Cure of GAS

Castle Rock Photography

写真やカメラにまつわる話を淡々としていきます。

28mmと35mmの使い分け

前回35mmと50mmに続いて今回は28mmと35mmについて所感を述べてみる。

以前書いたように私は間違いなく35mmの画角が好きで(35mm guy)、これまで撮影した90%以上の写真は35mmである。これだけ使っていると自然に35mmの画角が身につくため、今では自分の切り取りたい光景に対して一瞬で正しい位置に立てる自信があるし、失敗もしない。元来ものぐさで面倒くさがりな性格のため、見ている景色や風景がそのまま写る35mmに惹かれたのは自然の成り行きかもしれない。

28mmは私にとっては大変広い画角で、やや違和感がある。現在スナップ用もしくは露出計代わりに使っているGRIIは換算28mmだが、やはり広く感じるし、21mmや24mmほどではないがやや非現実的なデフォルメされた世界がある。また人を撮るときは基本的に中央に配置するのが鉄則であるため日の丸構図になりやすいし、パースをつけるためには対象にクローズしないとならない。どちらも相当なスキルを必要とする。私にはややハードルが高い。

Elmarit 28mm f2.8
ところが最近28mmにやけに惹きつけられている。GRIIで撮りまくった結果、28mm感覚が蓄積されてようやくラーニングカーブの急勾配に差し掛かっているのかもしれないが、先日の上野浅草でライカElmarit 28mmで撮った写真をみても35mmでは感じなかった印象がそこにはあった。なんというか存在感がある。描写は現実と非現実のちょうどギリギリのラインであり、確かに自分はこの景色を見ていたんだけど、「こんなに広かった(大きい)っけ、凄い」という感じである。35mmの画角の場合はこのような感じは受けない。シンプルに「はい、これは自分が見ていた景色に間違いございません」といった感じである。

Sumida River

Sumida river, Tokyo

そして28mmに慣れてくると35mmが途端に狭く感じてくる。一方50mmはというと、特に変化はない。私にとって50mmは望遠だからだ。よって28mmが50mmの聖域を侵すことはない。こうなってくると問題は35mmの立ち位置となるわけだが、大好きな画角であるだけに、目下検討中である。(写真はsummicron 35mmで撮った京都南禅寺の水門。パースをつけやすい構造物の場合28mmで撮ればもう少し存在感を出せたかもしれない)

Kyoto

ブログなどを読むと海外では28mmと50mmの組み合わせは最強だとされているようで、35mmと50mmのデュオよりも信奉者は多いように思われるが、35mmと50mmのあまり違いがないようで違いがあるのが好きというフォトグラファーもたくさんいるだろう。28mmと35mmも然り。

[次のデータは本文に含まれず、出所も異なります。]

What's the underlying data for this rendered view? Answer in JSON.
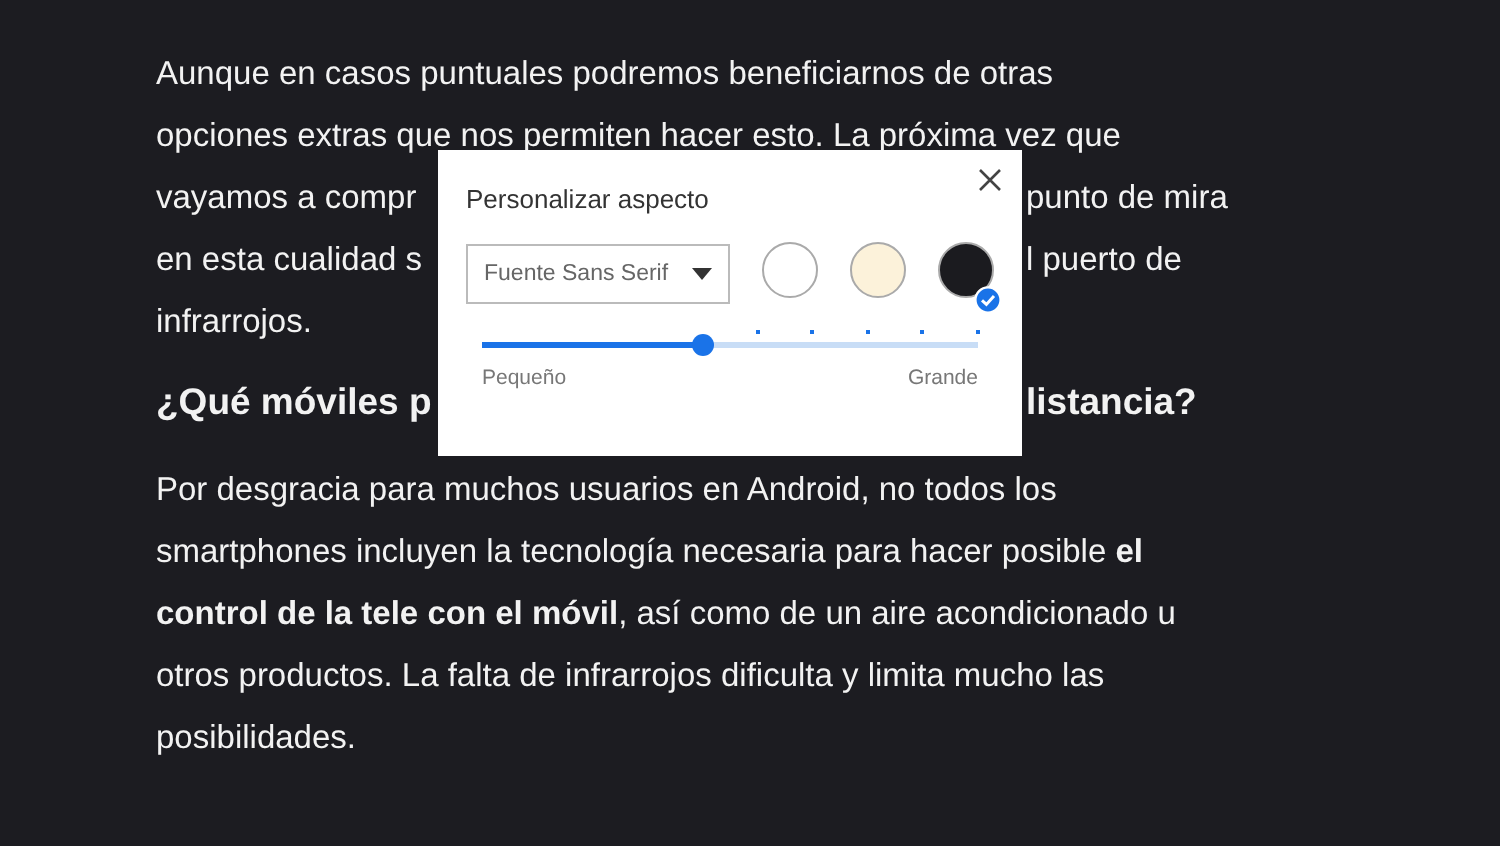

そして気がつけばレンズが28mm, 35mm, 40mm, 50mmと増えている。カメラ1台にレンズ1本(One camera and One lens)の理想からはまた遠く離れてしまった。仕事もほどほどにして窓から春の息吹の感じられる2月末の景色をぼうっと眺めながら考える。旅行に1本だけレンズを持っていくとしたら?